Recoupable Advances. Advances are the author's compensation for time and risk in writing
a book. They should not be recoupable from the author except as a credit
against royalties. This should be spelled out in the agreement. To protect
both parties the clause might read:
"So long
as a complete manuscript is submitted in a good faith attempt by Author
to satisfy the prerequisites of the Agreement, advances shall not be
recoupable against Author except as a credit against royalties earned
by sale of the work."
Grants. The
author should make an effort to have a portion of the pre-publication
consideration paid in the form of a grant. A grant is consideration
in addition to royalties, whereas an advance is merely an early distribution
of anticipated royalties credited against the future royalties. Grants
can be given for any number of reasons: to cover the cost of required
travel, to pay for needed equipment or software, to compensate the author
for the development of ancillaries like photos and art, or to pay for
income lost while writing the work.
Be skeptical of
provisions that say the publisher will pay the cost of art and other
things only up to a stated quantity or sum, particularly when the number
or cost is either unknown or under the publisher's control. This is
not a grant but rather just a shifting of the burden of a portion of
production costs from publisher to author with a limit on the publisher's
portion -- and potentially no limit on the author's. Some highly successful
texts earn millions of dollars for publishers and very little for the
authors because of such clauses.
Conclusion. The contract provisions for royalties, advances and grants, perhaps
more so than other provisions in the contract, are meant to be negotiated.

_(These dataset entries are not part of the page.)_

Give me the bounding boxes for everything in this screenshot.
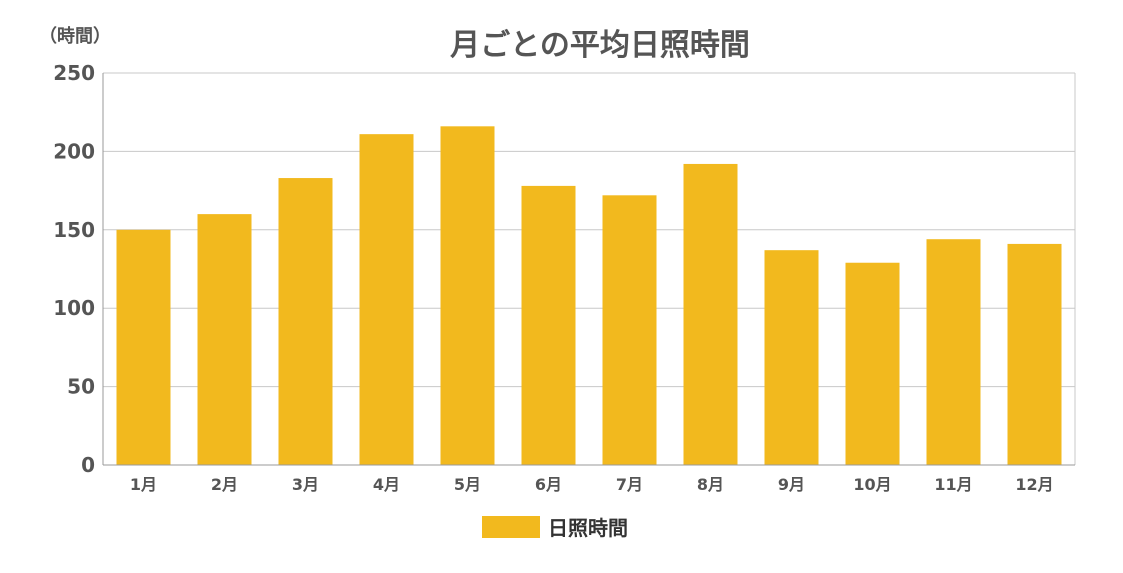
bar xyxy=(197,214,252,465)
y-tick-label: 150 xyxy=(53,218,95,242)
x-tick-label: 9月 xyxy=(778,475,805,494)
legend-swatch xyxy=(482,516,540,538)
y-tick-label: 200 xyxy=(53,139,95,163)
gridlines xyxy=(103,72,1075,388)
x-tick-label: 3月 xyxy=(292,475,319,494)
bar xyxy=(926,239,981,465)
bar xyxy=(602,195,657,465)
bar xyxy=(116,229,171,465)
bar xyxy=(845,262,900,465)
x-tick-label: 2月 xyxy=(211,475,238,494)
bar xyxy=(521,185,576,465)
bar xyxy=(1007,243,1062,465)
y-tick-labels: 0 50 100 150 200 250 xyxy=(53,61,95,477)
chart-title: 月ごとの平均日照時間 xyxy=(450,28,750,63)
x-tick-label: 5月 xyxy=(454,475,481,494)
bar xyxy=(359,134,414,466)
x-tick-label: 4月 xyxy=(373,475,400,494)
y-tick-label: 50 xyxy=(67,375,95,399)
x-tick-label: 11月 xyxy=(934,475,972,494)
bar xyxy=(440,126,495,465)
legend-label: 日照時間 xyxy=(548,516,628,540)
x-tick-label: 12月 xyxy=(1015,475,1053,494)
x-tick-label: 10月 xyxy=(853,475,891,494)
bars xyxy=(116,126,1062,466)
y-axis-unit-label: （時間） xyxy=(39,26,111,47)
axes xyxy=(102,73,1076,466)
x-tick-label: 6月 xyxy=(535,475,562,494)
bar xyxy=(278,178,333,465)
bar xyxy=(683,163,738,465)
legend: 日照時間 xyxy=(482,516,628,540)
x-tick-labels: 1月 2月 3月 4月 5月 6月 7月 8月 9月 10月 11月 12月 xyxy=(130,475,1054,494)
x-tick-label: 7月 xyxy=(616,475,643,494)
y-tick-label: 250 xyxy=(53,61,95,85)
bar xyxy=(764,250,819,465)
x-tick-label: 1月 xyxy=(130,475,157,494)
x-tick-label: 8月 xyxy=(697,475,724,494)
y-tick-label: 0 xyxy=(81,453,95,477)
y-tick-label: 100 xyxy=(53,296,95,320)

Substantial advances should be negotiated both to tide the new author
through that period when no royalties are being paid, and to commit
the publisher to publication of the work. Negotiate break point or sliding
scale clauses that allow the publisher to recoup its costs at a relatively
low royalty rate, and thus give the author a larger share of the profits
once costs are recouped. With a little negotiating skill and fortitude,
you will benefit both yourself and other authors with a royalty clause
that properly compensates your creative efforts.